Honoring our veterans via the gift of hospice

Pinchas Paul Zohav

Before becoming a hospice chaplain, I did not know that one the highest honors of this role would be attending and serving our veterans, the men and women who have served us.

The places they’ve gone, the people they’ve seen, the history they have made, astounds me each and every moment I spent accompanying and listening to them.

A tall 94-year-old sailor who spent five long tours in a cramped submarine in the South Pacific. A military photographer who saw it all and shared the war with us through the lens of his camera. A sailor who spent time in Hawaii while his severely damaged destroyer was being repaired. An Air Force veteran who began his spiritual journey picking up a pamphlet laying at the end of a freezing metal runway one dark night in Korea.

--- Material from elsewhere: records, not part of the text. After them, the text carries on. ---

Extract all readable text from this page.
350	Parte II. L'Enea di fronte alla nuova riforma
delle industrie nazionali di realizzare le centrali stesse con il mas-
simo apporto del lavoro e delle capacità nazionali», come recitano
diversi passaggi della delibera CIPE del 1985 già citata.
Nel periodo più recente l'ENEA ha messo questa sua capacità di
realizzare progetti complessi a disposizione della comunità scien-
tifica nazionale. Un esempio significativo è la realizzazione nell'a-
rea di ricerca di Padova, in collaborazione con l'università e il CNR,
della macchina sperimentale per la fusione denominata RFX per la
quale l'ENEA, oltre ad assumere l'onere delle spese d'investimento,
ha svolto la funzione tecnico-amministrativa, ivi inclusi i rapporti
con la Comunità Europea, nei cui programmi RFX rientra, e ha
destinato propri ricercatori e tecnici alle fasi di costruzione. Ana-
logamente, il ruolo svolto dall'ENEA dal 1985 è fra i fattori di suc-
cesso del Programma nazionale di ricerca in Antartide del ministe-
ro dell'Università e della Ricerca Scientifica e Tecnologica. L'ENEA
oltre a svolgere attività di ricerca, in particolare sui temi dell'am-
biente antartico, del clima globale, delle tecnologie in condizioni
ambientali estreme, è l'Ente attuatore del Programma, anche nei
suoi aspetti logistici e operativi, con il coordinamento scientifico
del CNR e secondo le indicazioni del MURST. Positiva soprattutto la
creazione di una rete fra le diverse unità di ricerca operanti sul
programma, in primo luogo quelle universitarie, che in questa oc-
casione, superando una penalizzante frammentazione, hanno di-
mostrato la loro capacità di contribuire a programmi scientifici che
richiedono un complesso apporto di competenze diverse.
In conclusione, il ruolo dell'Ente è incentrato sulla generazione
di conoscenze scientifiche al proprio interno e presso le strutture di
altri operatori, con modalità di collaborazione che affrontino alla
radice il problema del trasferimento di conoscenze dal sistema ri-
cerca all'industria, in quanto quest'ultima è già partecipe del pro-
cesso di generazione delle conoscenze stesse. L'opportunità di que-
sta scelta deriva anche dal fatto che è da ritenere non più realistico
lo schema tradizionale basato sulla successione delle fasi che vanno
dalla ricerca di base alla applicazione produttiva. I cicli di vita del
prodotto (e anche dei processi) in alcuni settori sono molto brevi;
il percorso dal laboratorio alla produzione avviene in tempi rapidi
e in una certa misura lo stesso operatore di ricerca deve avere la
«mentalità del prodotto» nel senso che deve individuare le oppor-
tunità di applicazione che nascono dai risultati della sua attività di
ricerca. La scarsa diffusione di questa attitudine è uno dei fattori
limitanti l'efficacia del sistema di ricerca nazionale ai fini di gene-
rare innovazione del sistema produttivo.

Their tales were not purely of luck and survival. One Seabee told me how he bulldozed an airstrip on Saipan next to a cliff over which whole families, men, women, and children had just thrown themselves, choosing suicide to avoid being eaten by approaching enemy soldiers.

As hospice chaplain, I escorted a Vietnam veteran who had been in such suffering that he considered suicide before accepting hospice palliative care. The care he received in hospice allowed him and his wife many more months of high-quality pain-controlled living and loving together.

I have come to understand that choosing hospice care is not “giving up,” “surrendering,” or “sentencing a loved one to die.” Hospice is so very much more. Hospice is life, not only a gift to loved ones who have gone through and contributed so much, hospice is a gift to all of us who remain to honor them and pass on their astounding stories. 

Lastly, as a Jewish chaplain I have come to appreciate the Jewish value of tzedakah (justice, or charity) in a whole new way. The mitzvah of giving tzedakah is fulfilled when we’ve passed on to others that which we received from God. My hospice chaplain’s experience teaches me that sharing a life well lived, passing on our life-won experiences to others, fulfills the mitzvah of tzedakah.

Pinchas Paul Zohav is an ordained rabbinic pastor in Tucson. He serves as Jewish community chaplain for the Jewish Federation of Southern Arizona’s Northwest Division and works as hospice chaplain for Harbor Light Hospice.